The edge case most freelancers miss: If you subscribe to foreign SaaS tools like Figma, Adobe Creative Cloud, or Canva Pro billed by a foreign entity, this can trigger mandatory GST registration under the Reverse Charge Mechanism — regardless of your turnover. Consult a CA if this applies to you.
Disclaimer: This is educational content — not tax advice. GST rules are updated periodically. Consult a Chartered Accountant for your specific situation.
Mistake 5: No invoice numbering system
The scenario: A freelancer sends their first few invoices as "Invoice 1," "Invoice 2," "Invoice 3." By invoice 12, they've accidentally reused a number. By invoice 30, they can't remember which invoices are paid and which are pending. Tax season arrives, and their CA asks for a sequential list of all invoices issued. What follows is two days of digging through WhatsApp messages and email threads trying to reconstruct the history.
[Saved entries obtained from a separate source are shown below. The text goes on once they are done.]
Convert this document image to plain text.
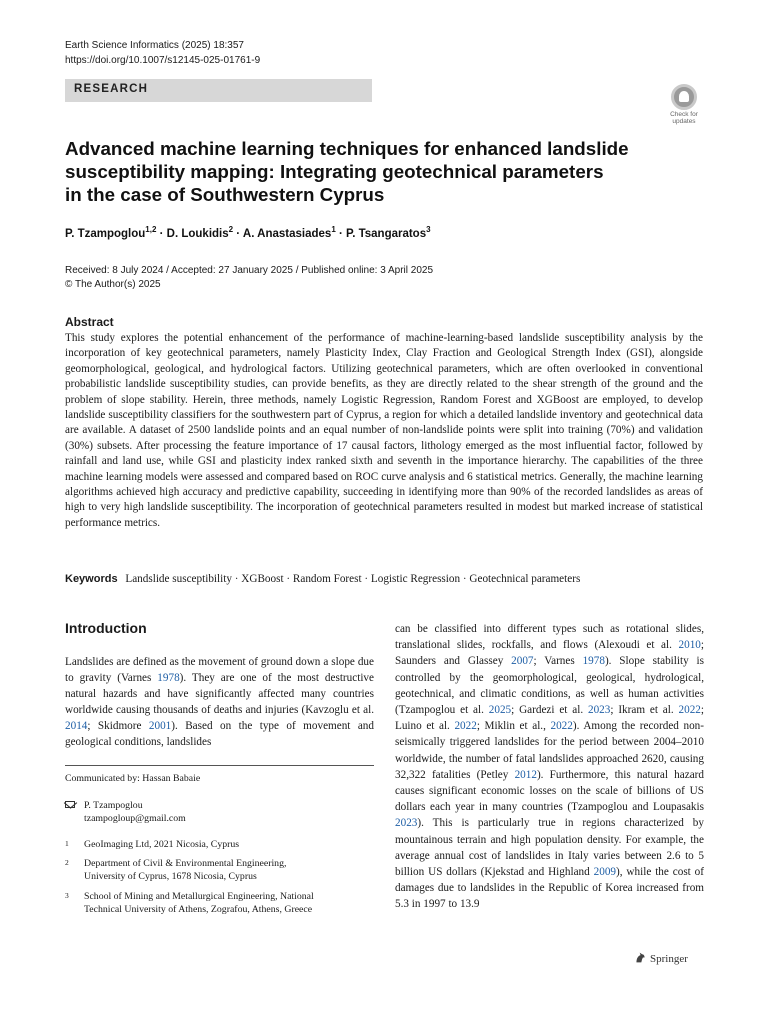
Earth Science Informatics (2025) 18:357
https://doi.org/10.1007/s12145-025-01761-9
RESEARCH
Check for
updates
Advanced machine learning techniques for enhanced landslide
susceptibility mapping: Integrating geotechnical parameters
in the case of Southwestern Cyprus
P. Tzampoglou$^{1,2}$ · D. Loukidis$^2$ · A. Anastasiades$^1$ · P. Tsangaratos$^3$
Received: 8 July 2024 / Accepted: 27 January 2025 / Published online: 3 April 2025
© The Author(s) 2025
Abstract
This study explores the potential enhancement of the performance of machine-learning-based landslide susceptibility analysis by the incorporation of key geotechnical parameters, namely Plasticity Index, Clay Fraction and Geological Strength Index (GSI), alongside geomorphological, geological, and hydrological factors. Utilizing geotechnical parameters, which are often overlooked in conventional probabilistic landslide susceptibility studies, can provide benefits, as they are directly related to the shear strength of the ground and the problem of slope stability. Herein, three methods, namely Logistic Regression, Random Forest and XGBoost are employed, to develop landslide susceptibility classifiers for the southwestern part of Cyprus, a region for which a detailed landslide inventory and geotechnical data are available. A dataset of 2500 landslide points and an equal number of non-landslide points were split into training (70%) and validation (30%) subsets. After processing the feature importance of 17 causal factors, lithology emerged as the most influential factor, followed by rainfall and land use, while GSI and plasticity index ranked sixth and seventh in the importance hierarchy. The capabilities of the three machine learning models were assessed and compared based on ROC curve analysis and 6 statistical metrics. Generally, the machine learning algorithms achieved high accuracy and predictive capability, succeeding in identifying more than 90% of the recorded landslides as areas of high to very high landslide susceptibility. The incorporation of geotechnical parameters resulted in modest but marked increase of statistical performance metrics.
Keywords Landslide susceptibility · XGBoost · Random Forest · Logistic Regression · Geotechnical parameters
Introduction
Landslides are defined as the movement of ground down a slope due to gravity (Varnes 1978). They are one of the most destructive natural hazards and have significantly affected many countries worldwide causing thousands of deaths and injuries (Kavzoglu et al. 2014; Skidmore 2001). Based on the type of movement and geological conditions, landslides
can be classified into different types such as rotational slides, translational slides, rockfalls, and flows (Alexoudi et al. 2010; Saunders and Glassey 2007; Varnes 1978). Slope stability is controlled by the geomorphological, geological, hydrological, geotechnical, and climatic conditions, as well as human activities (Tzampoglou et al. 2025; Gardezi et al. 2023; Ikram et al. 2022; Luino et al. 2022; Miklin et al., 2022). Among the recorded non-seismically triggered landslides for the period between 2004–2010 worldwide, the number of fatal landslides approached 2620, causing 32,322 fatalities (Petley 2012). Furthermore, this natural hazard causes significant economic losses on the scale of billions of US dollars each year in many countries (Tzampoglou and Loupasakis 2023). This is particularly true in regions characterized by mountainous terrain and high population density. For example, the average annual cost of landslides in Italy varies between 2.6 to 5 billion US dollars (Kjekstad and Highland 2009), while the cost of damages due to landslides in the Republic of Korea increased from 5.3 in 1997 to 13.9
Communicated by: Hassan Babaie
P. Tzampoglou
tzampogloup@gmail.com
1 GeoImaging Ltd, 2021 Nicosia, Cyprus
2 Department of Civil & Environmental Engineering,
University of Cyprus, 1678 Nicosia, Cyprus
3 School of Mining and Metallurgical Engineering, National
Technical University of Athens, Zografou, Athens, Greece
Springer
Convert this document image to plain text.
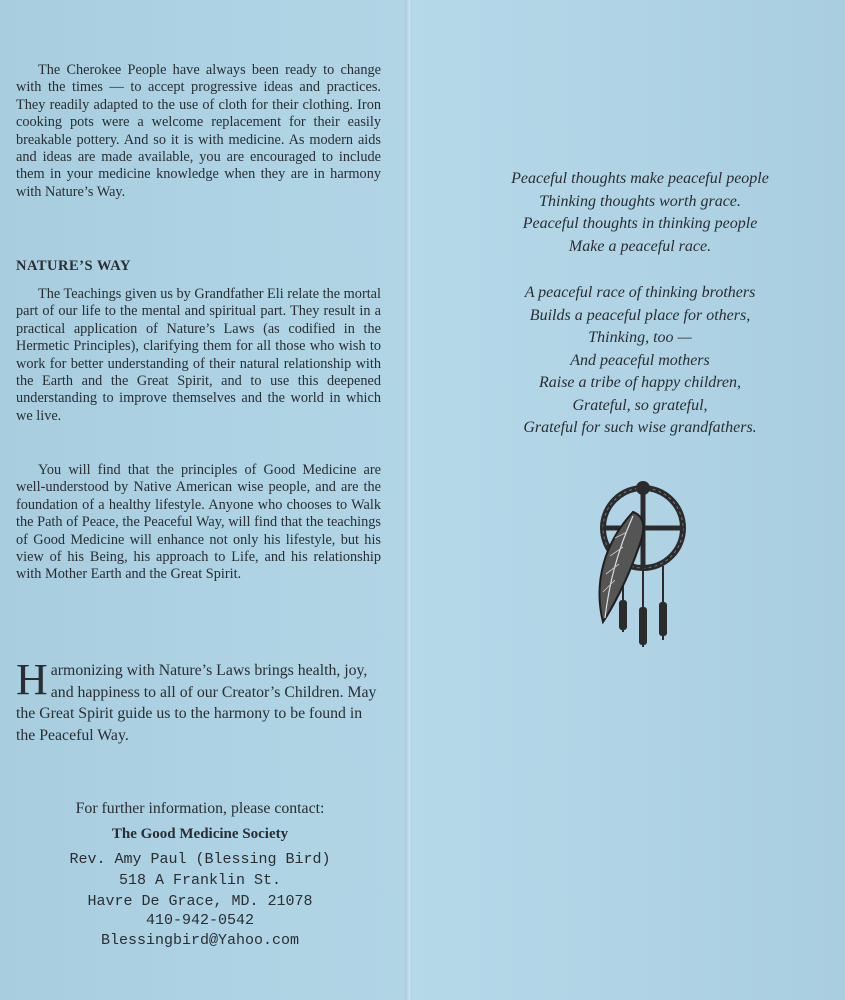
The Cherokee People have always been ready to change with the times — to accept progressive ideas and practices. They readily adapted to the use of cloth for their clothing. Iron cooking pots were a welcome replacement for their easily breakable pottery. And so it is with medicine. As modern aids and ideas are made available, you are encouraged to include them in your medicine knowledge when they are in harmony with Nature’s Way.

NATURE’S WAY

The Teachings given us by Grandfather Eli relate the mortal part of our life to the mental and spiritual part. They result in a practical application of Nature’s Laws (as codified in the Hermetic Principles), clarifying them for all those who wish to work for better understanding of their natural relationship with the Earth and the Great Spirit, and to use this deepened understanding to improve themselves and the world in which we live.

You will find that the principles of Good Medicine are well-understood by Native American wise people, and are the foundation of a healthy lifestyle. Anyone who chooses to Walk the Path of Peace, the Peaceful Way, will find that the teachings of Good Medicine will enhance not only his lifestyle, but his view of his Being, his approach to Life, and his relationship with Mother Earth and the Great Spirit.

Harmonizing with Nature’s Laws brings health, joy, and happiness to all of our Creator’s Children. May the Great Spirit guide us to the harmony to be found in the Peaceful Way.

For further information, please contact:
The Good Medicine Society
Rev. Amy Paul (Blessing Bird)
518 A Franklin St.
Havre De Grace, MD. 21078
410-942-0542
Blessingbird@Yahoo.com
Peaceful thoughts make peaceful people
Thinking thoughts worth grace.
Peaceful thoughts in thinking people
Make a peaceful race.
A peaceful race of thinking brothers
Builds a peaceful place for others,
Thinking, too —
And peaceful mothers
Raise a tribe of happy children,
Grateful, so grateful,
Grateful for such wise grandfathers.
Why it costs you: Without sequential numbering, you lose visibility into your own business. You can't answer basic questions like: How many invoices did I send this quarter? What's my total pending amount? Did client X pay invoice #17 or was that #18?
If you're GST-registered, sequential numbering isn't optional — it's legally required. Non-sequential or duplicate numbers can trigger compliance issues during audits.
The fix: Use a simple format and stick with it from day one. The system that scales best is:
INV-YYMM-001
Your first invoice in March 2026 is INV-2603-001. The next is INV-2603-002. April continues the sequence: INV-2604-003. Never reuse, never skip.
This gives you a built-in timeline (the YYMM prefix tells you when it was issued) and a running count that makes tracking effortless.
The pattern behind all five mistakes
Every mistake above has the same root cause: invoicing feels like a chore, so freelancers rush through it, delay it, or skip steps.
The fix isn't "be more disciplined." The fix is making invoicing so fast that there's nothing to skip.
With Riffit, you describe the work in a WhatsApp message, and you get a professional PDF invoice — with payment terms, sequential numbering, your GST number included, and your client's details pre-filled. 5 invoices every month are free.
If you want the full breakdown on creating a proper invoice, read our complete guide: How to Create a Freelance Invoice in India (With Examples).
FAQ
Not including payment terms. Without a specific due date, the client has no deadline to pay, and most will default to paying when it is convenient for them - which often means weeks or months later. Always include a due date (not just "Net 15" but the actual calendar date) on every invoice.